Fig. 6Lymphopenia and prolonged viral shedding are associated with blood recirculation of Enterobacteriaceae and Micrococcaceae DNA.
A Stacked bar charts showing the relative abundance of bacterial families obtained by 16S sequencing of the whole-blood samples in patients experiencing short-term viral RNA shedding (SVS) and long-term viral RNA shedding (LVS) among Cancer_FR1_TR. Only the top 15 most abundant bacterial families are represented (the others are in the category “Other”). B Linear discriminant analysis effect size (LEfSe) analysis displaying linear discriminant analysis score (LDA) of the blood bacterial taxa differentially recovered from SVS (orange) versus LVS (purple) patients (*P < 0.05 with Mann–Whitney test between the two groups of patients). C Mean (bar plots, +/− SEM) and individual values (dot plots) of relative proportions of Enterobacteriaceae (C, left panel) and Micrococcaceae (C, right panel) family members in SARS-CoV-2-positive and recovered patients. Significance between SVS and LVS patients was evaluated using Mann–Whitney test (*P < 0.05). D, E Spearman correlations between the relative proportions of Enterobacteriaceae with paired concentrations of CCL22 in serum (D) and with paired percentages of Granzyme B (GzB)+PD-1+ in EomeshiTCF-1hi non-naive CD8+ measured in blood (E). F Idem as in A. considering segregating the cohort in two groups; ALC > 0.8 G/L and/or Ct >25 patients versus ALC < 0.8 G/L & Ct <25 patients.
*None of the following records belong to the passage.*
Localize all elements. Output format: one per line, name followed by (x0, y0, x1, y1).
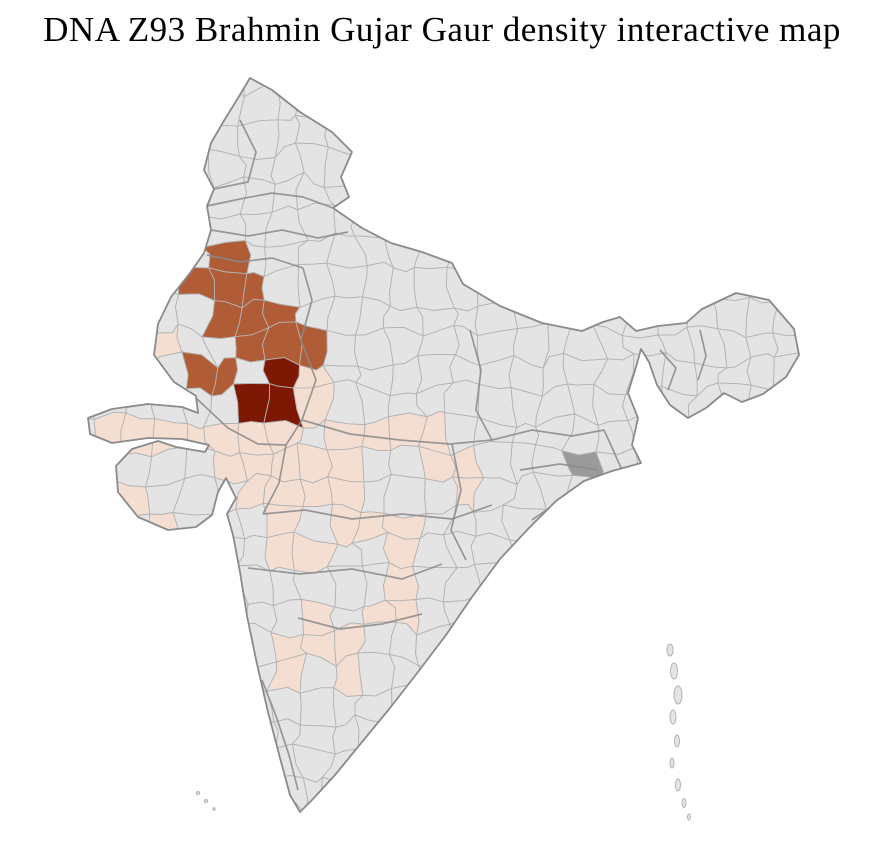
island[interactable] (669, 709, 677, 725)
state-border (262, 504, 493, 520)
district-cell[interactable] (299, 476, 333, 508)
island[interactable] (670, 662, 678, 680)
district-cell[interactable] (267, 775, 309, 815)
island[interactable] (204, 799, 208, 803)
district-cell[interactable] (322, 330, 359, 367)
island[interactable] (666, 643, 674, 657)
island[interactable] (681, 798, 687, 808)
district-cell[interactable] (119, 412, 156, 458)
island[interactable] (196, 791, 200, 795)
state-border (206, 254, 304, 269)
island[interactable] (675, 778, 681, 792)
district-cell[interactable] (326, 445, 365, 483)
state-border (491, 429, 605, 441)
district-cell[interactable] (205, 531, 246, 579)
state-border (210, 229, 349, 239)
district-cell[interactable] (745, 332, 779, 358)
district-cell[interactable] (233, 383, 270, 424)
india-outline (87, 77, 800, 813)
district-cell[interactable] (749, 271, 787, 304)
district-cell[interactable] (474, 562, 518, 600)
district-cell[interactable] (686, 296, 719, 330)
district-cell[interactable] (237, 119, 280, 160)
state-border (301, 419, 493, 445)
district-cell[interactable] (418, 664, 454, 697)
state-border (519, 463, 599, 471)
state-border (206, 192, 334, 209)
district-cell[interactable] (145, 262, 180, 295)
state-border (261, 679, 299, 791)
district-cell[interactable] (264, 531, 296, 572)
state-border (469, 329, 493, 441)
state-border (297, 613, 423, 630)
district-cell[interactable] (115, 452, 152, 488)
state-border (247, 563, 443, 580)
state-border (659, 349, 677, 391)
district-cell[interactable] (57, 384, 99, 421)
state-border (603, 429, 623, 471)
district-cell[interactable] (772, 332, 811, 358)
district-cell[interactable] (509, 539, 540, 578)
district-cell[interactable] (151, 291, 180, 334)
district-cell[interactable] (476, 264, 517, 307)
state-border (195, 397, 287, 446)
district-cell[interactable] (772, 298, 810, 337)
district-cell[interactable] (717, 382, 752, 422)
district-cell[interactable] (114, 509, 151, 540)
map-title: DNA Z93 Brahmin Gujar Gaur density inter… (43, 10, 841, 49)
state-border (285, 267, 317, 446)
district-cell[interactable] (145, 351, 189, 390)
state-border (697, 329, 707, 381)
district-cell[interactable] (205, 603, 249, 636)
island[interactable] (669, 757, 675, 769)
district-cell[interactable] (627, 414, 664, 451)
island[interactable] (212, 807, 216, 811)
district-cell[interactable] (449, 621, 487, 666)
district-cell[interactable] (114, 480, 151, 518)
district-cell[interactable] (383, 473, 427, 519)
district-cell[interactable] (172, 242, 211, 269)
district-cell[interactable] (389, 266, 418, 311)
district-cell[interactable] (772, 353, 815, 397)
district-cell[interactable] (621, 297, 664, 339)
district-cell[interactable] (146, 512, 179, 540)
island[interactable] (674, 734, 680, 748)
district-cell[interactable] (299, 687, 337, 728)
state-border (450, 443, 467, 561)
island[interactable] (673, 685, 683, 705)
state-border (262, 444, 287, 515)
island[interactable] (687, 813, 691, 821)
state-border (213, 119, 257, 190)
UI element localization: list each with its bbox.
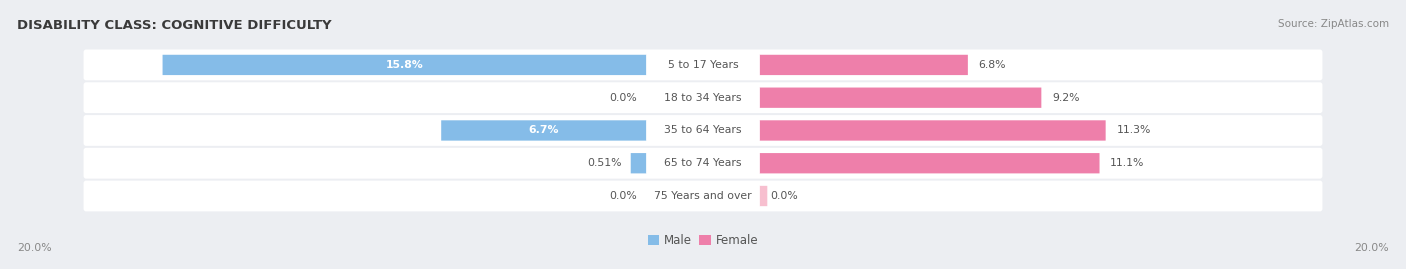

G LEfSe analysis displaying LDA score of the blood bacterial taxa significantly increased in ALC > 0.8 G/L and/or Ct >25 patients (gray) and ALC < 0.8 G/L & Ct <25 patients (red). The displayed bacterial taxa are significantly different (*P < 0.05 with Mann–Whitney test) between the two groups of patients. H Idem as in C segregating the cohort into the same two groups as in F. Significance between ALC > 0.8 G/L and/or Ct >25 patients and ALC < 0.8 G/L & Ct <25 patients was evaluated using the Mann–Whitney test (*P < 0.05).